At this point, I was over this book. I only kept going because my book club is going to discuss it in June.
Remember that I reached this point in the middle of chapter eight--Dolly's story. And when I went back to finish the chapter, there was a plot point I had railed about. Kitty Jackson, former ingenue, now mostly out of work actress, had small burn scars on her wrist. She made them herself, so she could pretend she had been at Dolly's party. Which was a small redemption of Egan for me--if the author saw the plot hole, but the character didn't, then I was willing to give the character some credit for being unable to see the solution to her problem for reasons that belonged to the character. The detail of the self-inflicted oil burns meant that the author saw something that the character didn't, and in that detail painted a picture of woman complicit in her own downfall. Dolly must have felt she deserved to be punished, or that she was better off accepting her reduction rather than fighting.

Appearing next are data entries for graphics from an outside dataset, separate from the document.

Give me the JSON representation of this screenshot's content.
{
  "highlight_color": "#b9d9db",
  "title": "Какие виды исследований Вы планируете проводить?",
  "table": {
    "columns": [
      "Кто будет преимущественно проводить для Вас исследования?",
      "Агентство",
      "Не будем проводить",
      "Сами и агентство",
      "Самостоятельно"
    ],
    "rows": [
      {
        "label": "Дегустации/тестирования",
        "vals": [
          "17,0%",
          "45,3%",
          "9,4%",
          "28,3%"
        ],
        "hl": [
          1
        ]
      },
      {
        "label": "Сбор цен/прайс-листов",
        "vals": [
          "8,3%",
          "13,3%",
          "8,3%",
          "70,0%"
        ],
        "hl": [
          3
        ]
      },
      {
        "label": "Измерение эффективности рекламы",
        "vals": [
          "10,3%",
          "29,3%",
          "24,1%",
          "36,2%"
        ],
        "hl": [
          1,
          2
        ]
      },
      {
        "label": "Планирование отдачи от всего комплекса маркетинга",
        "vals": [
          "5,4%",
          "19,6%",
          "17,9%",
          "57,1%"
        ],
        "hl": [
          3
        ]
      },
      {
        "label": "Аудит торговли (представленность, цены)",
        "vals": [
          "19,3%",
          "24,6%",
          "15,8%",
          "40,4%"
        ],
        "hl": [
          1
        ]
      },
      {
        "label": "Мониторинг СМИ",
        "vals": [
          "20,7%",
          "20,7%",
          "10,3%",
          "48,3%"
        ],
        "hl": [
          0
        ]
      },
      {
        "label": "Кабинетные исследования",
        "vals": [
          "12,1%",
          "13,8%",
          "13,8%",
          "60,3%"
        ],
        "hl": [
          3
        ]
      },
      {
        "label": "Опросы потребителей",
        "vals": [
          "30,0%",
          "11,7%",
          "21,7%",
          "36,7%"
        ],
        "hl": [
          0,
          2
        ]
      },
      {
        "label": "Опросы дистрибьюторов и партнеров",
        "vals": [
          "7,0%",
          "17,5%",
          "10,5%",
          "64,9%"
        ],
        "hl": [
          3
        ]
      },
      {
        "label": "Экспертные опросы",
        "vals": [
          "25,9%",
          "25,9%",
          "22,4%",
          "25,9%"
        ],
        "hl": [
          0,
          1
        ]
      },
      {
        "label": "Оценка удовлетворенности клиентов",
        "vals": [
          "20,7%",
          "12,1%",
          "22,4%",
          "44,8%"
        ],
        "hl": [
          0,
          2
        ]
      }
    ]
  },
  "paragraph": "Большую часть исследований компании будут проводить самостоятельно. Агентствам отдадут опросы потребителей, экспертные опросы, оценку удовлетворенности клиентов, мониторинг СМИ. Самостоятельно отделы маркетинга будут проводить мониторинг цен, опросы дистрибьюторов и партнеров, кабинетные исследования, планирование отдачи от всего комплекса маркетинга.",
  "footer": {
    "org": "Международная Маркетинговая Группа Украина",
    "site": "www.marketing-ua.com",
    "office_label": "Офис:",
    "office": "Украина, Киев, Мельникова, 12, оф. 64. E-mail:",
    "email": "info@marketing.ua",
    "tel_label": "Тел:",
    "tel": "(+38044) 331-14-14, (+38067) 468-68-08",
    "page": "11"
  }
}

Sure, it's a small detail, a small measure of willingness to consider that Jennifer Egan might be doing something more than I had given her credit for. So I finished the book, and now I have to go back and reconsider what she is doing in each of the stories. By the end of the book, we have looped around to focus on a character who was no more than a secondary character in the very first story, but now some 10+ years in the future. Technology has changed, the demographics of New York have swung toward the very very young, and toddlers are the major music market. It's not exactly dystopian, but not exactly reassuring either. But music continues to speak to humanity.
I'll give it some more thought, but I'd love to hear from people who have read it and loved it. What exactly did you love?